Une vache ou deux, surprises, une bande de bœufs qui vont à l’herbage ou à l’abattoir, auront l’air gauche et comique à détaler pesamment, et leur gros derrière à se lever, se trémousser, et leur queue ridicule, à battre l’air, devant le moteur qui les pousse. Ils vous mèneront peut-être loin ainsi. Mais même une troupe de veaux, très longtemps poursuivis, tourneront toujours dans un chemin, dans une brèche de la haie, dans un champ, où ils se remettront bien vite de leur émoi, et vous regarderont passer avec une curiosité un peu tremblante, une gentillesse étonnée… J’ai remarqué que les vaches ont, en général, une certaine sagesse. Elles ne perdent complètement la tête que si, parmi elles, un cheval vient leur communiquer sa peur stupide.

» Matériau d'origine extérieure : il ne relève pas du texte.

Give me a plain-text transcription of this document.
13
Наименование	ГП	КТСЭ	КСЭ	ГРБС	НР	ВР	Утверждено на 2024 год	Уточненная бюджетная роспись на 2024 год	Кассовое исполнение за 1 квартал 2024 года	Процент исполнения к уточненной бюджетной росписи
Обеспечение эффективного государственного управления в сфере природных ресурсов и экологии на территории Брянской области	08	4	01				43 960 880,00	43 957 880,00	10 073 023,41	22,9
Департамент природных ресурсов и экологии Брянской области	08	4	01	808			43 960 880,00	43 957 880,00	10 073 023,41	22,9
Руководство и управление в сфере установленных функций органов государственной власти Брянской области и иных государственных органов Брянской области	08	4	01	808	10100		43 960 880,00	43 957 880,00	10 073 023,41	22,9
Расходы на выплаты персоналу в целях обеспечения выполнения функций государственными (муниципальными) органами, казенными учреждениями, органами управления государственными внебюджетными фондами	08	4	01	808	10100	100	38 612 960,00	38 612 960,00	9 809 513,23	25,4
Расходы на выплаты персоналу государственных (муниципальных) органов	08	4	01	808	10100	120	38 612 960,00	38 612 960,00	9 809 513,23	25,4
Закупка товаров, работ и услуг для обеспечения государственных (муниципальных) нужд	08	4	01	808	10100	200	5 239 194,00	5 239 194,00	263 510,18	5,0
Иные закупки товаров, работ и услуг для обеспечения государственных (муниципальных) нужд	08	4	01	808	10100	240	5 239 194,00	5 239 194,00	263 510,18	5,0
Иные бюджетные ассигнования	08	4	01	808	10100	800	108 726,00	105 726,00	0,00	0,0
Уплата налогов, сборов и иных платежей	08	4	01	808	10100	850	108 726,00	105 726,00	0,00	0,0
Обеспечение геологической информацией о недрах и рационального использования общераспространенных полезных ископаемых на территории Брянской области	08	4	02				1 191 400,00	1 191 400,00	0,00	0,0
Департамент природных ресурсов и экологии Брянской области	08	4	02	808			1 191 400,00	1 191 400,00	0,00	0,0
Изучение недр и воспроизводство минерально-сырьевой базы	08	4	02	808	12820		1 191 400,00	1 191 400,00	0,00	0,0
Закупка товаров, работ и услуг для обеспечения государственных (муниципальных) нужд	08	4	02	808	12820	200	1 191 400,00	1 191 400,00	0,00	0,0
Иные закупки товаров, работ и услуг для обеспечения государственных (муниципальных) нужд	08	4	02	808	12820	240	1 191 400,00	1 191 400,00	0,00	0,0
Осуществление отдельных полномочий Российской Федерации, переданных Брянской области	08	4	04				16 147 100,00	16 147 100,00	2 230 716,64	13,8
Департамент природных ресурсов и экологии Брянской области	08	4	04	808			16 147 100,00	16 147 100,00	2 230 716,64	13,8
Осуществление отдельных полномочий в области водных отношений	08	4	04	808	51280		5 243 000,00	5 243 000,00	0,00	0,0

Les chèvres, nerveuses, au point que leur lait donne, parfois, dit-on, des convulsions aux petits enfants, les chèvres ne s’affolent que si elles sont attachées, leur petit près d’elles. Alors, désarmées, elles tirent sur leurs entraves, tournent autour du piquet, de la longueur de leur chaîne, en bondissant et secouant leurs cornes, s’élancent, retombent, cabriolent et dégringolent… Libres, d’un bond leste et précis, sans trop de terreur, elles grimpent sur le haut du talus, où, se sentant en sécurité, elles se mettent aussitôt à grignoter les pousses tendres des broussailles…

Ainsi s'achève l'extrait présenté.